A few weeks back, we had a fundraiser kickoff where a salesman came and spoke to all of our kindergarten students as a group. The kids came in, sat on the cafeteria floor, and listened and laughed during the presentation. They oohed and aahed at the prizes being offered and played along with the salesman's antics. When he asked for quiet, however, several continued talking with their friends and teachers had to intervene. This disturbed me because I know our kids can do better and we had been practicing how to behave when we have guests. I was shocked when, as the salesman was packing up, he told me this was the best kindergarten group he had worked with in a long time. When I pressed him for details, he shared that he usually spends most of his time just getting kindergartners quiet, especially after the exciting parts of the program. Our kids, he told me, were excited at the right times, but got focused when they needed to. Being that this is my first year with kinder, his perspective helped me see that our students may be doing better than I realize. (By the way, 1st Grade was marvelous at the next presentation.)
This is not the first time this has happened. In my first year as an administrator, I was put in charge of the cafeteria where we had to feed close to 800 students in three 30 minute shifts. We had a system in place, but I never felt that it was the best it could be. To me, there was too much movement, especially as we were cleaning up, and the room was often too loud for my taste. One week, we had a substitute custodian who rotated among districts. About the middle of the week, he approached me to tell me how much he enjoyed working in our cafeteria.
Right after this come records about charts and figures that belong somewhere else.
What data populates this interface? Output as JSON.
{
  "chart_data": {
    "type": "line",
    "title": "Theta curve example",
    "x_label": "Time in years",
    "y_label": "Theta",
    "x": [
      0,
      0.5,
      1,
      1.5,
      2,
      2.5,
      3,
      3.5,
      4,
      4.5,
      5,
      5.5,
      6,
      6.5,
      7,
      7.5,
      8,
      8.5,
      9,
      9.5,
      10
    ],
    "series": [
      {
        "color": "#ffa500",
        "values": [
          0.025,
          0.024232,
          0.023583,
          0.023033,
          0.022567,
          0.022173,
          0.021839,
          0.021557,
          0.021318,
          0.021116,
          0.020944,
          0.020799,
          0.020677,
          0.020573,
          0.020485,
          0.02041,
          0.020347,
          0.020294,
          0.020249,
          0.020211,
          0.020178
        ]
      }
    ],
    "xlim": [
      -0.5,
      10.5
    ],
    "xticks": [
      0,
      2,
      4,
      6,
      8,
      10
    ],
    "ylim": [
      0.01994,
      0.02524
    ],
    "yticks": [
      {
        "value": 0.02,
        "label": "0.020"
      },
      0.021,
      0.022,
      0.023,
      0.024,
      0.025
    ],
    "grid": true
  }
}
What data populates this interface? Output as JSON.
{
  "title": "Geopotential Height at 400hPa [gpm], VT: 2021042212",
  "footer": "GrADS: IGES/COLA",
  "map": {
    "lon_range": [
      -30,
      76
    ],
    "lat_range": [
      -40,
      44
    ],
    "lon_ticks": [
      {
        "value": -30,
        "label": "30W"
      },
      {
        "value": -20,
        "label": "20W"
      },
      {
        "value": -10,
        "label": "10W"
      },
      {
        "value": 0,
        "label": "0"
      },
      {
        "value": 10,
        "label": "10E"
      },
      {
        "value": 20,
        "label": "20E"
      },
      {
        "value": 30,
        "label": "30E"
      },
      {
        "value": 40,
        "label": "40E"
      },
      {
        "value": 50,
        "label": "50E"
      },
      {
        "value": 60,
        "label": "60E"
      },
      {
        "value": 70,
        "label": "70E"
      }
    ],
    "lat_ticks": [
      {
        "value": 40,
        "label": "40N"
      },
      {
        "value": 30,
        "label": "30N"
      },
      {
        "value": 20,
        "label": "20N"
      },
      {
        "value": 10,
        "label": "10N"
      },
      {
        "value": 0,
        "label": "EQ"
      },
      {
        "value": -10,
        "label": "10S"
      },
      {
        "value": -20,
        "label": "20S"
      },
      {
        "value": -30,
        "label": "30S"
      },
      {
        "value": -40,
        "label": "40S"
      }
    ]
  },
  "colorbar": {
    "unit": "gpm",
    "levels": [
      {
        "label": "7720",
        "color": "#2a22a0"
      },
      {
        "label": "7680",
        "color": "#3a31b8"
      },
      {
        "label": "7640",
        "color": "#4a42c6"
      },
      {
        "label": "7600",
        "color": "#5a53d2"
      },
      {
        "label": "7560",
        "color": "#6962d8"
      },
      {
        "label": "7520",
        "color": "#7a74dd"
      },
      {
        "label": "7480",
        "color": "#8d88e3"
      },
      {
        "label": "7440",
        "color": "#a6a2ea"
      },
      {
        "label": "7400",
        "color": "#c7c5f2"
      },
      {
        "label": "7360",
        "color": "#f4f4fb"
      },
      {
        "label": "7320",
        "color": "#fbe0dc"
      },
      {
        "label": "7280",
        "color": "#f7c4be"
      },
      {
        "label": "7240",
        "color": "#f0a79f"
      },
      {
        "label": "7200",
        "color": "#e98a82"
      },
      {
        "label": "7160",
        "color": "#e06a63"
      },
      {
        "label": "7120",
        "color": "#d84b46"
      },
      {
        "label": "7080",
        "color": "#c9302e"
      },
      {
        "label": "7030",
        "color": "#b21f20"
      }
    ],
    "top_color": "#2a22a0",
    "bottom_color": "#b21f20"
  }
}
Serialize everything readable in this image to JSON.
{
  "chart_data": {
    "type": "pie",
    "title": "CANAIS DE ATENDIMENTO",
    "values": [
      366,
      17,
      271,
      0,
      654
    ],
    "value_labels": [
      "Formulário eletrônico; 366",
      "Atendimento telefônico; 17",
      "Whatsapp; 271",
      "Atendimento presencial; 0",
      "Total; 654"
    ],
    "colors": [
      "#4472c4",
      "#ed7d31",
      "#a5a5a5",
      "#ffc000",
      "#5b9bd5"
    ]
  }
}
I thought, "Good gracious, why?" In his perspective, this was one of the most organized school cafeterias he had ever been in. "In most places I work, the kids are constantly getting up, are turned around talking, and they usually leave a mess. Your kids don't get up until it's time to put up and they clean up after themselves. It makes my job easier." After that day, I started to view the cafeteria a little differently.
When we are in the middle of a situation, our perspective can become skewed, often towards the negative. Sometimes, it takes the perspective of an outsider to shed light on the positives that are all around us. Does this mean that we should stop trying to improve? Of course not. It does mean, however, that we need to invite other perspectives and allow ourselves to celebrate the positives while working hard to reduce or eliminate the negatives.
(By the way, this can also work in the opposite direction, when we think things are going great, but others do not have the same perspective. We need to listen and learn in both cases.)